Framing is tough when unemployment funds are dwindling, but Wyatt argues that failing to do so can result in confusion and danger, making things worse. She advocates for looking, not only to the past, but next door for a chance at survival or thriving.
Why Having Financial Freedom Matters to Black Women
“The role of financial freedom is incredibly important for Black women in communities,” says Wyatt. “The legacy of the Highland Project has been about reimagining wealth and financial freedom for Black women in communities because we know that we’re not a culture historically of individualism and of capitalism. We know that historically, we’re a culture of collectivism, a culture of honoring the village over the individual. And so I think it’s incredibly important that in a modern-day society where pop culture is constantly picking at us to imagine lives as millionaires, where we leave our communities behind, that we recognize and pull forward the clarity.”
Acknowledging The Need for a Pause
Those choosing entrepreneurship can make major sacrifices, such as access to healthcare and a severe lack of downtime.
Some Black women are demonstrating leadership by stepping aside, abandoning roles as founders and CEOS for more peace. This includes several Black women in the public eye who have sat on vision boards and panels as beacons of possibility for those with an LLC and a dream.
Diarrha N’Diaye-Mbaye shuttered Ami Cole and joined Skims. Anifa Mvuemba placed Hanifa on pause. Others quietly shrank away from the demands of entrepreneurship to pursue what they wanted their lives to look like outside of the boardroom.
These choices are not seen as failures by Wyatt. “We’re often asked to hold a vision for what’s possible in these roles while absorbing the most amount of uncertainty,” she says. “When we see leaders, 1st acknowledge that there’s a choice to be made, that in and of itself, in my opinion, is a success.”

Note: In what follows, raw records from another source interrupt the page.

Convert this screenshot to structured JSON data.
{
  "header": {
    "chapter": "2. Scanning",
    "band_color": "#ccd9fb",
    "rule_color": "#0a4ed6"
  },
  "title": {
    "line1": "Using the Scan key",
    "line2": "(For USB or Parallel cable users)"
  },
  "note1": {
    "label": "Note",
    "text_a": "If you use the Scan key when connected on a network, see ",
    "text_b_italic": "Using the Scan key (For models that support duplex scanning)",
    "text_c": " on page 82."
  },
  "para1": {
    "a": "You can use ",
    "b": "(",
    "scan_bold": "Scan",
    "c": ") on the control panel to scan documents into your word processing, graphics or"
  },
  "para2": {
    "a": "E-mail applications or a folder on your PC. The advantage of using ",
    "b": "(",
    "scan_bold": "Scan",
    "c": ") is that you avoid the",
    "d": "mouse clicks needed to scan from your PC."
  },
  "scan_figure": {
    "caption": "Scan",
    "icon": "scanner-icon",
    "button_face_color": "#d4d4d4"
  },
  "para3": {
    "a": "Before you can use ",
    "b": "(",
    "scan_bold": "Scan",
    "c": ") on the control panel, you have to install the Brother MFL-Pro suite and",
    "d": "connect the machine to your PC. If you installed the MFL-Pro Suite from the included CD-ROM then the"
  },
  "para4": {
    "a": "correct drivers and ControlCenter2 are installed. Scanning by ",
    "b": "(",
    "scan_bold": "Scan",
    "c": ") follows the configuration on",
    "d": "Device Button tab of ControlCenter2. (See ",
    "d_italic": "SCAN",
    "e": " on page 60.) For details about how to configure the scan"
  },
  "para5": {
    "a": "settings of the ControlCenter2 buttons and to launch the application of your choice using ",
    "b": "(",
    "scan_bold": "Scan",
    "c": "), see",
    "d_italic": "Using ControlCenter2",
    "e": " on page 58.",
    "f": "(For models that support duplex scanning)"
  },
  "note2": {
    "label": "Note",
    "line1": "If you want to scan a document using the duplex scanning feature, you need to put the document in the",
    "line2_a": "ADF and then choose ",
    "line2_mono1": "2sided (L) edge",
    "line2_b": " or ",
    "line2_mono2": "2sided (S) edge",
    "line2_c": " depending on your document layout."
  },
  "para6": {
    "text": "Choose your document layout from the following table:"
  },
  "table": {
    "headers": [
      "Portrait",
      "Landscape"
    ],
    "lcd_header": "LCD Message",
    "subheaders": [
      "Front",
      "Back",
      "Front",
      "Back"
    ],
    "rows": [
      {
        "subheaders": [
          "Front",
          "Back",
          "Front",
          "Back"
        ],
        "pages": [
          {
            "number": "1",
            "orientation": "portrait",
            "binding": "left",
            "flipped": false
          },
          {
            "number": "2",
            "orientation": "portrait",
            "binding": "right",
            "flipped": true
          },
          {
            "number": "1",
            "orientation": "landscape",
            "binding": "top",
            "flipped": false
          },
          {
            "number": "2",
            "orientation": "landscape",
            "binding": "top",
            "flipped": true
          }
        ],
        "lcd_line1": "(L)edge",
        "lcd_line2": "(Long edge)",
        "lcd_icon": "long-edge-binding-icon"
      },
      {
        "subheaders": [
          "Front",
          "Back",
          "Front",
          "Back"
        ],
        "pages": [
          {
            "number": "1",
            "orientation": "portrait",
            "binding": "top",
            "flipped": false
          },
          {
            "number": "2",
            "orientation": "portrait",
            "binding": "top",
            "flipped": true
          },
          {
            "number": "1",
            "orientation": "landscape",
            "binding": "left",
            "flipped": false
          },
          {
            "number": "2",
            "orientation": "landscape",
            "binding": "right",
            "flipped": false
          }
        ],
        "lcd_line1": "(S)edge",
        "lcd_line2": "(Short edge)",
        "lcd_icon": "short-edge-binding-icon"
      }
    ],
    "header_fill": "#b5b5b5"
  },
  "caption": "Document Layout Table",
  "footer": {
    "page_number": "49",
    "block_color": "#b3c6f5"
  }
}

Gen Z and Gen Alpha appear to be rejecting that. A 2025 study from the International Journal of Social Science and Human Research found that younger people are not willing to abandon their personal lives to level up in the office.
“For far too long, we’ve been expected to lead at the speed of urgency, and what I think that this generation of young girls are watching is that rest is not weakness, but it’s a power,” she says, “Stillness is not the opposite of leadership. It’s what sustains it.”
Creating A Living Legacy By Choosing Ourselves
Wyatt sees walking towards stiller waters as brave. “To have the courage to make a choice to prioritize wellness in a society where we’ve been told everything but that as black women and as black humans, that’s also a victory,” she says.
“When we care for our wellness. and our communities support our care for our wellness, we’re actually able to shape, I think, broader patterns in our community of what’s now becoming more and more accessible as another way of being, another way of building a future, building a future that isn’t prioritizing urgency, but it is instead prioritizing our longevity, our vitality.”
She thinks public examples of redefining leadership are powerful resources for the next generation of Black women leading.
“This frankly, is at the heart of legacy,” she says. ”It’s about remembering that our lives are part of a much larger story.”